Un seul facteur est important : la valeur de votre trafic pour les espions et s’il vaut la peine de le stocker et de le décrypter. Ces informations auront-elles encore autant de valeur dans les 10 à 20 prochaines années ? Pour certains groupes d’utilisateurs, la réponse pourrait être “oui” : Par exemple, les entrepreneurs ayant accès à des informations hautement confidentielles, les journalistes, les médecins et les avocats qui travaillent avec des sources confidentielles, ou les militants qui luttent contre des gouvernements répressifs.

Toute personne appartenant à l’un de ces groupes devrait analyser son risque et appliquer des méthodes post-quantification pour protéger ses données confidentielles aujourd’hui afin d’être épargnée de conséquences désagréables à l’avenir.

L’épilogue inattendu

Bien que les ordinateurs quantiques puissent dépasser les limites de la sécurité de l’internet et conduire à des vols de données scandaleux, vous devriez toujours vous rappeler que cela ne se produira pas avant des années. Cependant, la plupart des piratages et des vols de données de toutes ces années ont eu des raisons assez triviales : Erreurs d’installation, failles de sécurité dans les logiciels, mots de passe faibles et autres pratiques de sécurité irresponsables.
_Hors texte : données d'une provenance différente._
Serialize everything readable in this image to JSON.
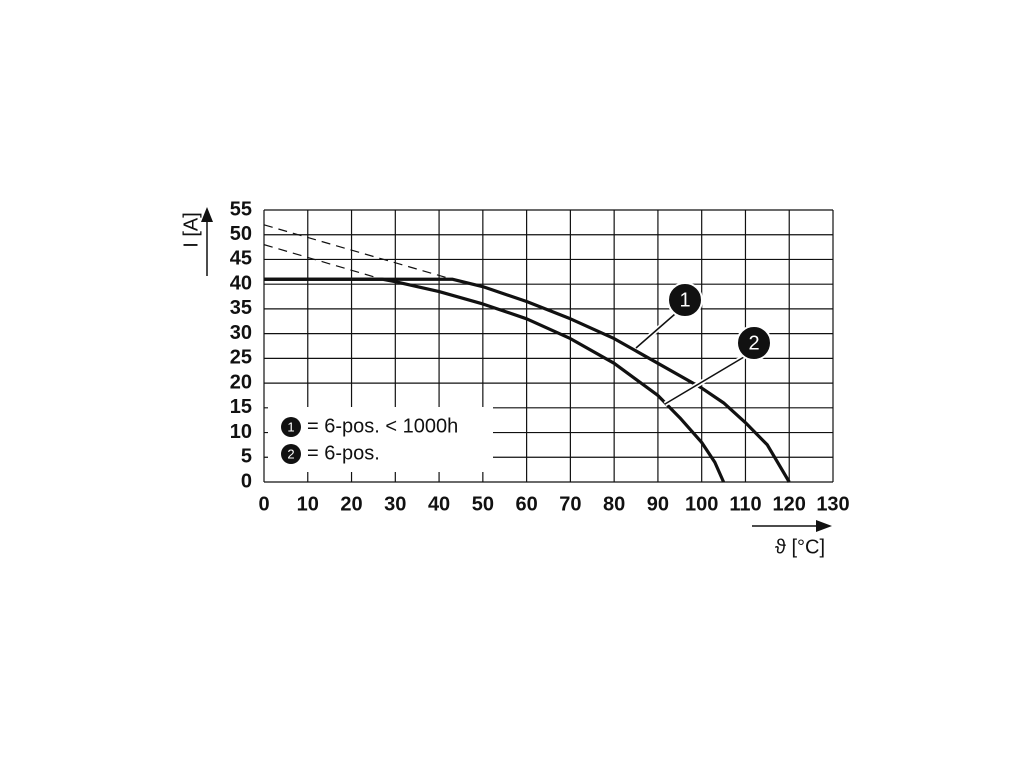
{
  "chart_data": {
    "type": "line",
    "xlabel": "ϑ [°C]",
    "ylabel": "I [A]",
    "xlim": [
      0,
      130
    ],
    "xticks": [
      0,
      10,
      20,
      30,
      40,
      50,
      60,
      70,
      80,
      90,
      100,
      110,
      120,
      130
    ],
    "ylim": [
      0,
      55
    ],
    "yticks": [
      0,
      5,
      10,
      15,
      20,
      25,
      30,
      35,
      40,
      45,
      50,
      55
    ],
    "grid": true,
    "legend": "lower left",
    "series": [
      {
        "name": "= 6-pos. < 1000h",
        "label": "1",
        "color": "#111111",
        "x": [
          0,
          43,
          50,
          60,
          70,
          80,
          90,
          100,
          105,
          110,
          115,
          120
        ],
        "values": [
          41,
          41,
          39.5,
          36.5,
          33,
          29,
          24,
          19,
          16,
          12,
          7.5,
          0
        ],
        "extension": {
          "x": [
            0,
            43
          ],
          "values": [
            52,
            41
          ]
        }
      },
      {
        "name": "= 6-pos.",
        "label": "2",
        "color": "#111111",
        "x": [
          0,
          27,
          30,
          40,
          50,
          60,
          70,
          80,
          90,
          95,
          100,
          103,
          105
        ],
        "values": [
          41,
          41,
          40.5,
          38.5,
          36,
          33,
          29,
          24,
          17.5,
          13,
          8,
          4,
          0
        ],
        "extension": {
          "x": [
            0,
            27
          ],
          "values": [
            48,
            41
          ]
        }
      }
    ]
  }
}
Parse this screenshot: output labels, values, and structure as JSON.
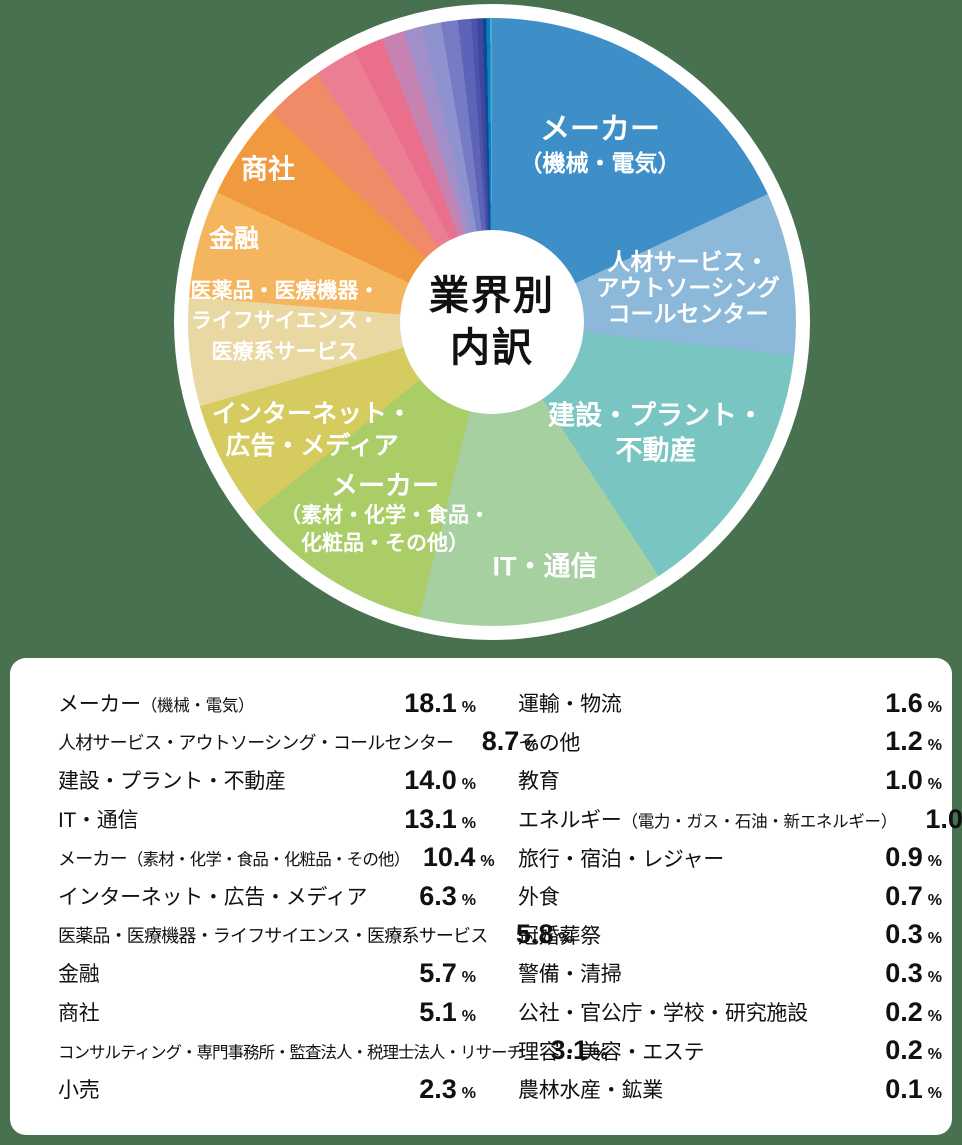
{
  "background_color": "#487150",
  "panel_color": "#ffffff",
  "center": {
    "line1": "業界別",
    "line2": "内訳"
  },
  "chart_data": {
    "type": "pie",
    "subtype": "donut",
    "title": "業界別内訳",
    "start_angle_deg": 0,
    "direction": "clockwise",
    "categories": [
      "メーカー（機械・電気）",
      "人材サービス・アウトソーシング・コールセンター",
      "建設・プラント・不動産",
      "IT・通信",
      "メーカー（素材・化学・食品・化粧品・その他）",
      "インターネット・広告・メディア",
      "医薬品・医療機器・ライフサイエンス・医療系サービス",
      "金融",
      "商社",
      "コンサルティング・専門事務所・監査法人・税理士法人・リサーチ",
      "小売",
      "運輸・物流",
      "その他",
      "教育",
      "エネルギー（電力・ガス・石油・新エネルギー）",
      "旅行・宿泊・レジャー",
      "外食",
      "冠婚葬祭",
      "警備・清掃",
      "公社・官公庁・学校・研究施設",
      "理容・美容・エステ",
      "農林水産・鉱業"
    ],
    "values": [
      18.1,
      8.7,
      14.0,
      13.1,
      10.4,
      6.3,
      5.8,
      5.7,
      5.1,
      3.1,
      2.3,
      1.6,
      1.2,
      1.0,
      1.0,
      0.9,
      0.7,
      0.3,
      0.3,
      0.2,
      0.2,
      0.1
    ],
    "colors": [
      "#3e8fc8",
      "#8cb9da",
      "#79c5c1",
      "#a6d0a0",
      "#aacd68",
      "#d5cb5e",
      "#ead8a2",
      "#f5b55f",
      "#f0993e",
      "#f08a67",
      "#eb7e93",
      "#e96f8d",
      "#c683b2",
      "#a28fca",
      "#8e93d0",
      "#757cc5",
      "#5d64b8",
      "#4d53aa",
      "#4046a0",
      "#0c4c8e",
      "#0d7ec3",
      "#54a8d6"
    ],
    "unit": "%"
  },
  "segment_labels": [
    {
      "lines": [
        {
          "t": "メーカー",
          "s": false
        },
        {
          "t": "（機械・電気）",
          "s": true
        }
      ]
    },
    {
      "lines": [
        {
          "t": "人材サービス・",
          "s": false
        },
        {
          "t": "アウトソーシング",
          "s": false
        },
        {
          "t": "コールセンター",
          "s": false
        }
      ]
    },
    {
      "lines": [
        {
          "t": "建設・プラント・",
          "s": false
        },
        {
          "t": "不動産",
          "s": false
        }
      ]
    },
    {
      "lines": [
        {
          "t": "IT・通信",
          "s": false
        }
      ]
    },
    {
      "lines": [
        {
          "t": "メーカー",
          "s": false
        },
        {
          "t": "（素材・化学・食品・",
          "s": true
        },
        {
          "t": "化粧品・その他）",
          "s": true
        }
      ]
    },
    {
      "lines": [
        {
          "t": "インターネット・",
          "s": false
        },
        {
          "t": "広告・メディア",
          "s": false
        }
      ]
    },
    {
      "lines": [
        {
          "t": "医薬品・医療機器・",
          "s": false
        },
        {
          "t": "ライフサイエンス・",
          "s": false
        },
        {
          "t": "医療系サービス",
          "s": false
        }
      ]
    },
    {
      "lines": [
        {
          "t": "金融",
          "s": false
        }
      ]
    },
    {
      "lines": [
        {
          "t": "商社",
          "s": false
        }
      ]
    }
  ],
  "legend": {
    "unit": "%",
    "left": [
      {
        "label": "メーカー",
        "sub": "（機械・電気）",
        "value": "18.1",
        "size": "normal"
      },
      {
        "label": "人材サービス・アウトソーシング・コールセンター",
        "sub": "",
        "value": "8.7",
        "size": "compact"
      },
      {
        "label": "建設・プラント・不動産",
        "sub": "",
        "value": "14.0",
        "size": "normal"
      },
      {
        "label": "IT・通信",
        "sub": "",
        "value": "13.1",
        "size": "normal"
      },
      {
        "label": "メーカー",
        "sub": "（素材・化学・食品・化粧品・その他）",
        "value": "10.4",
        "size": "compact"
      },
      {
        "label": "インターネット・広告・メディア",
        "sub": "",
        "value": "6.3",
        "size": "normal"
      },
      {
        "label": "医薬品・医療機器・ライフサイエンス・医療系サービス",
        "sub": "",
        "value": "5.8",
        "size": "compact"
      },
      {
        "label": "金融",
        "sub": "",
        "value": "5.7",
        "size": "normal"
      },
      {
        "label": "商社",
        "sub": "",
        "value": "5.1",
        "size": "normal"
      },
      {
        "label": "コンサルティング・専門事務所・監査法人・税理士法人・リサーチ",
        "sub": "",
        "value": "3.1",
        "size": "compact2"
      },
      {
        "label": "小売",
        "sub": "",
        "value": "2.3",
        "size": "normal"
      }
    ],
    "right": [
      {
        "label": "運輸・物流",
        "sub": "",
        "value": "1.6",
        "size": "normal"
      },
      {
        "label": "その他",
        "sub": "",
        "value": "1.2",
        "size": "normal"
      },
      {
        "label": "教育",
        "sub": "",
        "value": "1.0",
        "size": "normal"
      },
      {
        "label": "エネルギー",
        "sub": "（電力・ガス・石油・新エネルギー）",
        "value": "1.0",
        "size": "normal"
      },
      {
        "label": "旅行・宿泊・レジャー",
        "sub": "",
        "value": "0.9",
        "size": "normal"
      },
      {
        "label": "外食",
        "sub": "",
        "value": "0.7",
        "size": "normal"
      },
      {
        "label": "冠婚葬祭",
        "sub": "",
        "value": "0.3",
        "size": "normal"
      },
      {
        "label": "警備・清掃",
        "sub": "",
        "value": "0.3",
        "size": "normal"
      },
      {
        "label": "公社・官公庁・学校・研究施設",
        "sub": "",
        "value": "0.2",
        "size": "normal"
      },
      {
        "label": "理容・美容・エステ",
        "sub": "",
        "value": "0.2",
        "size": "normal"
      },
      {
        "label": "農林水産・鉱業",
        "sub": "",
        "value": "0.1",
        "size": "normal"
      }
    ]
  }
}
Ainsi, si vous êtes préoccupé par vos données à l’aube de l’ère des ordinateurs quantiques, vous devriez vous concentrer sur le choix des bons types de stockage pour les informations précieuses, la protection de vos canaux de communication, l’utilisation d’un cryptage robuste et le recours à des solutions de sécurité fiables. Cela permet de protéger les données importantes avant que les ordinateurs quantiques ne deviennent une réalité quotidienne.